Di recente, numerose Sezioni Specializzate in Materia d’Impresa sono state chiamate e risolvere la spinosa questione inerente ai profili di legittimità ad agire in giudizio per i contitolari di titoli di privativa industriale, in assenza di iniziative condivise da maggioranze societarie.
La vexata quaestio coinvolge, invero, la non sempre lineare applicazione delle regole civilistiche in tema di comunione alla disciplina chiamata a regolare la proprietà industriale.
Al riguardo, appare necessario, sin da subito, evidenziare che l’autonoma legittimazione del condomino sussiste solamente se l’azione sottesa inerisce alla tutela della cosa comune (ex multis, Cass. Civ. 28.01.2015, n. 1650, n. 19329/2009 e n. 10219/2012).

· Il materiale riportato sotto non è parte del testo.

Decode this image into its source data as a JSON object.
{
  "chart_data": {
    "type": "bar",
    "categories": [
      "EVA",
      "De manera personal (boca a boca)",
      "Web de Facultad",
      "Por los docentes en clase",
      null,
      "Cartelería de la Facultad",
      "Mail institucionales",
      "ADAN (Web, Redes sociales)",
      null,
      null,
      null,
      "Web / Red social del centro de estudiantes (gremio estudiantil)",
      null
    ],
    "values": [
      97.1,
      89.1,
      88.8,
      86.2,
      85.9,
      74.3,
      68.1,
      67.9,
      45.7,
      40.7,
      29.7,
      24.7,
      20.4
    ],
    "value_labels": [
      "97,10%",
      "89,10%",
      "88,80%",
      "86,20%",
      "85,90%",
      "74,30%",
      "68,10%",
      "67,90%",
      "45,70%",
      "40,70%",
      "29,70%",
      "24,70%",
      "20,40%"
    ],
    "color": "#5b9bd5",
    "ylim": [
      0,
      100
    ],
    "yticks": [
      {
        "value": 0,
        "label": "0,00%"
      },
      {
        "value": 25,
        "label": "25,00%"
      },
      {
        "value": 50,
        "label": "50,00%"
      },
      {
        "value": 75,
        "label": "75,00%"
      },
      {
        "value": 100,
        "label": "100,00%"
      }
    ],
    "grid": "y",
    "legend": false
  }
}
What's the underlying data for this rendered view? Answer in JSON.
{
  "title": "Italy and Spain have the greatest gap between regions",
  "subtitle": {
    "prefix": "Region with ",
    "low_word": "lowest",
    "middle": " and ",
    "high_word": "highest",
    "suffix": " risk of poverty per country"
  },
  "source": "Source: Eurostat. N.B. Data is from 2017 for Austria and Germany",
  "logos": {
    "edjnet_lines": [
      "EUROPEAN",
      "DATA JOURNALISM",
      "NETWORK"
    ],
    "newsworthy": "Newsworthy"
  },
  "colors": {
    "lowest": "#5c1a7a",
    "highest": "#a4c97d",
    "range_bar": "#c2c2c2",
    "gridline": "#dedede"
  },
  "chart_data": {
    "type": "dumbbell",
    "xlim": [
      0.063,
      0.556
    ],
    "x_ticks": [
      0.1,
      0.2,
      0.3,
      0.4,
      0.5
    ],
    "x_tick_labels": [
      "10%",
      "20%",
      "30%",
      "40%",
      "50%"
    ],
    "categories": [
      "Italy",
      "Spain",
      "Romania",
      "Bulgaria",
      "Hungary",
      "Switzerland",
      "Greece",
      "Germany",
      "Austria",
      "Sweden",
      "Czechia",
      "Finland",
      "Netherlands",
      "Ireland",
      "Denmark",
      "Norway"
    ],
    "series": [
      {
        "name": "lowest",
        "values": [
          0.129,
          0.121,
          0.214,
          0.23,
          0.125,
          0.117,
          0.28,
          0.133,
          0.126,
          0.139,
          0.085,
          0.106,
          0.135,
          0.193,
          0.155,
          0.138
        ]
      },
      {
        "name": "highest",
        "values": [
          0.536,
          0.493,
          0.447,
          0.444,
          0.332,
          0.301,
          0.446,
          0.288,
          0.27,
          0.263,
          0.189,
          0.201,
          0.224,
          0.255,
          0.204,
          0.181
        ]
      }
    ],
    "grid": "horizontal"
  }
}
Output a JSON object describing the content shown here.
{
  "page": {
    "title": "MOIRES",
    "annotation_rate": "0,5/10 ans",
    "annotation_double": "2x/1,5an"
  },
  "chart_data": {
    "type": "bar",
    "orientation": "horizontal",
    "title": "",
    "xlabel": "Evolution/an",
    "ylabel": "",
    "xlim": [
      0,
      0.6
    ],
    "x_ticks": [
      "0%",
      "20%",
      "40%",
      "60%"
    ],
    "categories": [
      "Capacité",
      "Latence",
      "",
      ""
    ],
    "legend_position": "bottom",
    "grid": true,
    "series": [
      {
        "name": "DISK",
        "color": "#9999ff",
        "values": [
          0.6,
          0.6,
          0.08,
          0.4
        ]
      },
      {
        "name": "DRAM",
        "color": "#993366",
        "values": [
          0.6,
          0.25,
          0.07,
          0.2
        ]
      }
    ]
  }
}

In forza di quanto previsto dal disposto normativo di cui all’art. 1105, comma 2, c.c., il potere di ogni comunista di agire anche per la gestione ordinaria del bene comune, incontra invalicabile limite nell’obbligo di rispettare la volontà della maggioranza, con la conseguenza che, ove questa non possa essere raggiunta, nessuno dei condomini può porre in esecuzione, contro la volontà espressa degli altri, il cennato potere di amministrazione con azioni giudiziarie in relazione alle quali la sua carenza di legittimazione attiva deve essere rilevata dal giudice anche di ufficio (Cass. Civ. Sez. III, n. 2363/1992).
In altri termini, il ricorso proposto deve essere ritenuto quale atto di straordinaria amministrazione, e quindi necessariamente soggetto alle maggioranze qualificate dettate dall’art. 1108 c.c., evidentemente non detenute dal signor Ceresoli.
Per costante orientamento giurisprudenziale, anche di legittimità, la proposizione di domande giudiziali rientra, infatti, nell’alveo degli atti di straordinaria amministrazione, il che postula, come argomentato, il rispetto di particolari maggioranze qualificate (art. 1108, comma 2), atteso che il potere di ogni comunista di agire per la gestione del bene comune, traendo origine dal diritto di concorrere all’amministrazione di tale bene, incontra il suo limite naturale nella circostanza che l’atto da compiere ecceda l’area della ordinaria amministrazione (Cass. Civ., sez. III, n. 1662/2005).
Il Tribunale Ordinario di Brescia – Sezione Specializzata Tribunale delle Imprese, con ordinanza in data 9 settembre 2022, ha dichiarato inammissibile il ricorso cautelare presentato dal contitolare al 50% del diritto industriale controvertito, ritenendo che “la legittimazione ad agire giudizialmente per la tutela della cosa comune non ricorre laddove, come nel caso in esame, sia dato rilevare il dissenso degli altri comproprietari, complessivamente titolari della quota maggioritaria. In proposito può essere richiamato altresì l’orientamento giurisprudenziale di legittimità cui ha aderito, da ultimo, Cass. 9556/2017, secondo cui con riguardo alle domande di risoluzione del contratto di locazione e di condanna del conduttore al pagamento dei canoni, dev’essere negata la legittimazione attiva del comproprietario del bene locato “pro parte dimidia”, ove risulti l’espressa volontà contraria degli altri comproprietari (e sempre che il conflitto, non superabile con il criterio della maggioranza economica, non venga composto in sede giudiziale, a norma dell’art. 1105 c.c.), considerato che, in detta situazione, resta superata la presunzione che il singolo comunista agisca con il consenso degli altri, e, quindi, cade il presupposto per il riconoscimento della sua abilitazione a compiere atti di utile gestione rientranti nell’ordinaria amministrazione della cosa comune”.